324 total views
If you’re wondering how to combat the stresses introduced this term, you might consider getting to know licensed mindfulness coach Will Medd, who offers meditation sessions for students on campus. Speaking from his own experience as a student, Will knows that ‘it’s a stressful time as a student. There’s a lot of pressures on you!’ Sadly, such pressures are all too familiar for students; whether it be degree, home, or even family-related, it’s easy to get overwhelmed by stress and disquiet.
This is where meditation is said to help. Will says it can restore the ‘calm and clarity’ to your life by focusing on the here and now rather than worrying about ‘wanting a different future, or changing the past, or wishing we were somewhere else’, which is where Will says most of our disquiet and discomforts spring from. He goes on to say that meditation can even be helpful for physical pain or mental health issues, though is eager to stress it is not a cure, but merely another possible option to alleviate stress and understand your pain or issue in an alternative way. He uses an interesting allegory to describe how meditation can help; ‘If you broke your arm but you were in denial about that broken arm, then you wouldn’t do the things that were needed to mend it, and in a way, what meditation is doing is learning to say oh, hang on, what does a broken arm look like, let’s really pay attention to it and in doing that, what you need to do to mend it becomes really clear.’
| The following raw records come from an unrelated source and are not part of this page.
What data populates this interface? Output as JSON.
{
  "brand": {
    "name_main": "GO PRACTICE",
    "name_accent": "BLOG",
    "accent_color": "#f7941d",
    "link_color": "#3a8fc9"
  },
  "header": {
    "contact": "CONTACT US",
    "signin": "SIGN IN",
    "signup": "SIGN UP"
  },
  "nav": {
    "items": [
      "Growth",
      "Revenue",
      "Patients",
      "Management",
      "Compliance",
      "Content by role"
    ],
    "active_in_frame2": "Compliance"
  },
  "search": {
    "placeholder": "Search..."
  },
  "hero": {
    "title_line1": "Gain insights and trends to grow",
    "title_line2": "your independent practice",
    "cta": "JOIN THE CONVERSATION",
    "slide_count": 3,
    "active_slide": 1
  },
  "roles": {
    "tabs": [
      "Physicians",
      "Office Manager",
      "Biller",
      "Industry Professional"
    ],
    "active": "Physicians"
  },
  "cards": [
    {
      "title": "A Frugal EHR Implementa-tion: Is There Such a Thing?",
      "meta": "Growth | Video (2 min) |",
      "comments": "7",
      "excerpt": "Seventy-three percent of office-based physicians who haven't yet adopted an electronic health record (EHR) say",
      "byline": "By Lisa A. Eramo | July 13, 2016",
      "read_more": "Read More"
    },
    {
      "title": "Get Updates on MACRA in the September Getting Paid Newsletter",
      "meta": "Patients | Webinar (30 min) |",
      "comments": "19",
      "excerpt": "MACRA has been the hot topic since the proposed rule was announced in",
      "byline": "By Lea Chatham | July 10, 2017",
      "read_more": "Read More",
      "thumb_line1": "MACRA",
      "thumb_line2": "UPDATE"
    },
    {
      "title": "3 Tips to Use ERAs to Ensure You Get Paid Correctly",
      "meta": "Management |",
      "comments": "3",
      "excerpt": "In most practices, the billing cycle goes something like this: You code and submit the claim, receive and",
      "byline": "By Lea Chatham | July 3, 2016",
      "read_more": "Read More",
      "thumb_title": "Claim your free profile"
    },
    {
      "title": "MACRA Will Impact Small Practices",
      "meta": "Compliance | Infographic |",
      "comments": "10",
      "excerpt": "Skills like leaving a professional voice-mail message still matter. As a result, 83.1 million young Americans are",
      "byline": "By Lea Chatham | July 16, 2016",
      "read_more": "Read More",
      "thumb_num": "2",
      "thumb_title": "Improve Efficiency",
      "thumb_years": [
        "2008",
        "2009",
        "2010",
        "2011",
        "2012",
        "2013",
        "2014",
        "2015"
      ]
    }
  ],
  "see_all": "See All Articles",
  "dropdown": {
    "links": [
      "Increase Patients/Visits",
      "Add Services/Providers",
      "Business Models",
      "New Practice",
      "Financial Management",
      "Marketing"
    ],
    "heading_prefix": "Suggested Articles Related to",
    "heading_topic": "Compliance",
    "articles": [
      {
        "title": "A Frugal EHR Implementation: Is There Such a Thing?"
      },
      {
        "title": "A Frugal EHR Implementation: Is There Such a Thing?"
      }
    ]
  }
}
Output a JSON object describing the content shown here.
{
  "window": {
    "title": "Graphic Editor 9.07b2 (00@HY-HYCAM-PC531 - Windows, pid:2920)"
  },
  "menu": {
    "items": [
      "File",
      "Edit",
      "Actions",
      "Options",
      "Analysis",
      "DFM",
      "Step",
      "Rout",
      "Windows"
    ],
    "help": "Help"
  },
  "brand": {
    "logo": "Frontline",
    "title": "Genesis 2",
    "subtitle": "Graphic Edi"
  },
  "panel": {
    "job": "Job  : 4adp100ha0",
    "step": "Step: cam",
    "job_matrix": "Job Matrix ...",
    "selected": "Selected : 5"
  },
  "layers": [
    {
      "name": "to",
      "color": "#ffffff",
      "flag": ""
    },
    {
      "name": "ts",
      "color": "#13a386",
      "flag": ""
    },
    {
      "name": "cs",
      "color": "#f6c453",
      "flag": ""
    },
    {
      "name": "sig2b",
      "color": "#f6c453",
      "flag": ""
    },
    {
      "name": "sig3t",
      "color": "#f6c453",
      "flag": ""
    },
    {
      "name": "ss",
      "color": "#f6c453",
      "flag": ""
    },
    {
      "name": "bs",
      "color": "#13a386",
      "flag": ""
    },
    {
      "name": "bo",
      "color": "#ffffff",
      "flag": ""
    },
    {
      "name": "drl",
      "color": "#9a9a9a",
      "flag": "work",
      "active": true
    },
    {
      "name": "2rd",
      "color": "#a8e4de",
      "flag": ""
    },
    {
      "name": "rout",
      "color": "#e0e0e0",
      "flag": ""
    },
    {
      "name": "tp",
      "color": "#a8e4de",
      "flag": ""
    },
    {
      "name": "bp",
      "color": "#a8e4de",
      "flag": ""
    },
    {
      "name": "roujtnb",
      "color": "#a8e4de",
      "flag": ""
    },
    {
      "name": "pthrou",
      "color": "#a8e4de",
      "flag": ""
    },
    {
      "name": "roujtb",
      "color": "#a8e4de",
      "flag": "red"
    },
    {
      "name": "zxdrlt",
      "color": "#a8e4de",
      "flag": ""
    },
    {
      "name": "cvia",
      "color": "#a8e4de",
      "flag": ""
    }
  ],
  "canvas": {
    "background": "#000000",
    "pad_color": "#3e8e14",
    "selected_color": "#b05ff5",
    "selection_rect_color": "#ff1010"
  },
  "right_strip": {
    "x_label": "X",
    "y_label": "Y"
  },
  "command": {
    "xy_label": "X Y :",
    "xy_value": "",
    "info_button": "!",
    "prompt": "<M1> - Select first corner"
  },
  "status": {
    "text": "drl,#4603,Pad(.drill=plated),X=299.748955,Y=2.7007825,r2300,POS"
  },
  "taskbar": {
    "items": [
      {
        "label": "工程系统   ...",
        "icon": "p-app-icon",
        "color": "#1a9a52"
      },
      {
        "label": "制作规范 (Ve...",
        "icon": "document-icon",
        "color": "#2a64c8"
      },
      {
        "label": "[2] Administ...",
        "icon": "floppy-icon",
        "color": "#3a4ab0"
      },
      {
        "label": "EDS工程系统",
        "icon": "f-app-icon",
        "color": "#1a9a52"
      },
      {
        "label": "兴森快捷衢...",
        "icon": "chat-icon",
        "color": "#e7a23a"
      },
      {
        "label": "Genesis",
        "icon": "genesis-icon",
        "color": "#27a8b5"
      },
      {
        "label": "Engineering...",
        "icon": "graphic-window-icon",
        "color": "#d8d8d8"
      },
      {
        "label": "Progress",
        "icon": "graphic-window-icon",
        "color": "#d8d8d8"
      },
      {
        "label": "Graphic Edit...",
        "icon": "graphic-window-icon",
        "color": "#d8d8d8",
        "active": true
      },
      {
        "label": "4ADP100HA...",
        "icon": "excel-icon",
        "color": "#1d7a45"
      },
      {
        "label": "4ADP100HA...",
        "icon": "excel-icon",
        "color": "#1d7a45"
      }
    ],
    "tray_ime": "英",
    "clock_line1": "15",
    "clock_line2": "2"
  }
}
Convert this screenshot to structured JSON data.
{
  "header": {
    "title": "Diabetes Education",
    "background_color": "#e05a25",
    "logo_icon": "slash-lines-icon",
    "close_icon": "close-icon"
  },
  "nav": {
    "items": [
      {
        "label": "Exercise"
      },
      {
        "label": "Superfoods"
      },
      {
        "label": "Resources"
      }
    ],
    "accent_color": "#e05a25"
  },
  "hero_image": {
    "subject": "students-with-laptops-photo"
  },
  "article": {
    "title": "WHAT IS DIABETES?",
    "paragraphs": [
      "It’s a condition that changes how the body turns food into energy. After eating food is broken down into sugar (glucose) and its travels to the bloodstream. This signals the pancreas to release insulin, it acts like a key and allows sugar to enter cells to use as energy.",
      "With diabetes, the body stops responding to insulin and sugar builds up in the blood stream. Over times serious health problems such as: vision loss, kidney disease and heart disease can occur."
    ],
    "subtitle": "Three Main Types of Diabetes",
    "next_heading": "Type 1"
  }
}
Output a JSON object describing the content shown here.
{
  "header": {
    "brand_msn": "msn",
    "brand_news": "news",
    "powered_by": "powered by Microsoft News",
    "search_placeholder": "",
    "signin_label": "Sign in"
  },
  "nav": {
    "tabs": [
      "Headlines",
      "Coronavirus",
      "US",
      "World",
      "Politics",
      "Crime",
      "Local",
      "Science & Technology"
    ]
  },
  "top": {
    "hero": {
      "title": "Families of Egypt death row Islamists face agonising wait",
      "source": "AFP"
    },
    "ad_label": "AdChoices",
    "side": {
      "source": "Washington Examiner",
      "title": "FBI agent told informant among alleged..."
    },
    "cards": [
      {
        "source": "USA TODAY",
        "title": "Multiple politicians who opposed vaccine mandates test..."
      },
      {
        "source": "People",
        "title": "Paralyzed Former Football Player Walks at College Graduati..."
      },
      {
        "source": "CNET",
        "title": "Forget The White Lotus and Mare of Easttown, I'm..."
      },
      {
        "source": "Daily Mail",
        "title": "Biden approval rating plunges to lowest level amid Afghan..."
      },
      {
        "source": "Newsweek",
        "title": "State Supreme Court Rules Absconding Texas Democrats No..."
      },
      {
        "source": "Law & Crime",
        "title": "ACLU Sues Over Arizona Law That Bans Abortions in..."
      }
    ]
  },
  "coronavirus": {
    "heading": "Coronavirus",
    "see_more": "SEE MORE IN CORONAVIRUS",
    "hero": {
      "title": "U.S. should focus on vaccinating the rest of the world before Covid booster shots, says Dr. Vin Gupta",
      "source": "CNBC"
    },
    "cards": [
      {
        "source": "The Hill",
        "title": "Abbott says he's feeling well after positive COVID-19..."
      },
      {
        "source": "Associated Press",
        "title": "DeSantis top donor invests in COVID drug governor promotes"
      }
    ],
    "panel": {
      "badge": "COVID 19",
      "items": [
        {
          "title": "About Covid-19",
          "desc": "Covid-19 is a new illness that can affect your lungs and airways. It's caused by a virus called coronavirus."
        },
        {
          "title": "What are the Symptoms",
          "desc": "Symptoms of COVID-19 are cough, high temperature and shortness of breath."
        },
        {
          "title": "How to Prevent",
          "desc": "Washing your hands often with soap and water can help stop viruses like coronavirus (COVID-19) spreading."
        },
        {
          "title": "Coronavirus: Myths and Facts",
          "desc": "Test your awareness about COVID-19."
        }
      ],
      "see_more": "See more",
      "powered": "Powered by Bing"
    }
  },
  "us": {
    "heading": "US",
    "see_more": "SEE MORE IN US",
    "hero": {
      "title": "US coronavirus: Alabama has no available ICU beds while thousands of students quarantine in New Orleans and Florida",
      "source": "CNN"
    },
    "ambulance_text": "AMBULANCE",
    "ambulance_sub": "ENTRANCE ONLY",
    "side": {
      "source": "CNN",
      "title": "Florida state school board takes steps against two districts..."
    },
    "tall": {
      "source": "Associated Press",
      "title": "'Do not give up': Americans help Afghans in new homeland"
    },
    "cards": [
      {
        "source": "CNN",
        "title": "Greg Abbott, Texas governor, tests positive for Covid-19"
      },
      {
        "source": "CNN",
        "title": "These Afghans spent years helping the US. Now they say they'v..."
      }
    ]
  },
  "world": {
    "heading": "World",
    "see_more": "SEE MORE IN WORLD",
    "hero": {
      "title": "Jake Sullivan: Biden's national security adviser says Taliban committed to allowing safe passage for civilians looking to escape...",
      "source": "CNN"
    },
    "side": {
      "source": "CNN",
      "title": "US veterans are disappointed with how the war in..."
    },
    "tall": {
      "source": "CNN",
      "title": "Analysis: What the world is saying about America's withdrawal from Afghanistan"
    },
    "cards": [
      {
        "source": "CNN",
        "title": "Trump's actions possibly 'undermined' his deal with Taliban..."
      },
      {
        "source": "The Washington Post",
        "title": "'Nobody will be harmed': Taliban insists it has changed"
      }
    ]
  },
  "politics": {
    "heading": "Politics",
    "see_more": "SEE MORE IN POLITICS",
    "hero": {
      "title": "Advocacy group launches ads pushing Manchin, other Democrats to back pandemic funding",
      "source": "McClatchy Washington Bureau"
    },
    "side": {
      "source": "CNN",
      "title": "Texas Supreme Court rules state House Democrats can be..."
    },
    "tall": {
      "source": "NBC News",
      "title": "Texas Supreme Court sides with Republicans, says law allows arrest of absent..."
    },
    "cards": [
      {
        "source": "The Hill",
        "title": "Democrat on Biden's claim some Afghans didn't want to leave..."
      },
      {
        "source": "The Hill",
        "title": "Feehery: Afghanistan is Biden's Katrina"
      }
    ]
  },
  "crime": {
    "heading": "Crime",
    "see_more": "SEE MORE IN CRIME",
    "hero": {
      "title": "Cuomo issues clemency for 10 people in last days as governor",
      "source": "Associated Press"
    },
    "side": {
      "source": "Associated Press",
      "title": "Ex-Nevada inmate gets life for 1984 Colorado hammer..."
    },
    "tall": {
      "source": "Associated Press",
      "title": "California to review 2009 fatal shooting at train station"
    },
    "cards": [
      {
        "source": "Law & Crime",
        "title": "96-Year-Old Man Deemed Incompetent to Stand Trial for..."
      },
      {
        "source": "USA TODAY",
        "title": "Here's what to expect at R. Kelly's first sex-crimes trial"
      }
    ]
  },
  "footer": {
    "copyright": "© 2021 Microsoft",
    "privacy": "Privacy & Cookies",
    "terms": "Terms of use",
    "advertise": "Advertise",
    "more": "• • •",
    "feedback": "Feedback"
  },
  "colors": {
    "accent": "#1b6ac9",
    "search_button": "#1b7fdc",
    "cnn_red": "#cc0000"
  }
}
Although all this sounds good, Will admits meditation can be difficult. However, there are many ways to try meditation to make it as accessible and enjoyable as possible, and learning to just give it a try and see how you find it is the main thing. You can meditate anywhere, and there are plenty of online courses for beginners to help you along. Will’s advice is to start off doing 5-10 minutes a day and progress from there: ‘the simplest form of meditation is to simply follow your breath and to observe your breath really closely, and to actually do that means sitting with alertness, not just stretched on the sofa, but sitting upright is important.’ If you would prefer a bit more guidance on meditation, Will is about to run a course in week 13 through Student-Based Services, with the central theme being personal resilience. Here, Will will be running an on-campus mindfulness course, but there will also be the option to sign up for an online course. Will says that this course is an ideal place to start for beginners of meditation, so if you’re interested, keep an eye out for information from the university. Will’s book, Get Sorted: How to Make the Most of Your Student Experience, co-written with Jeff Gill, also offers some interesting insights into mindfulness and meditation if you prefer a more theoretical approach to meditation.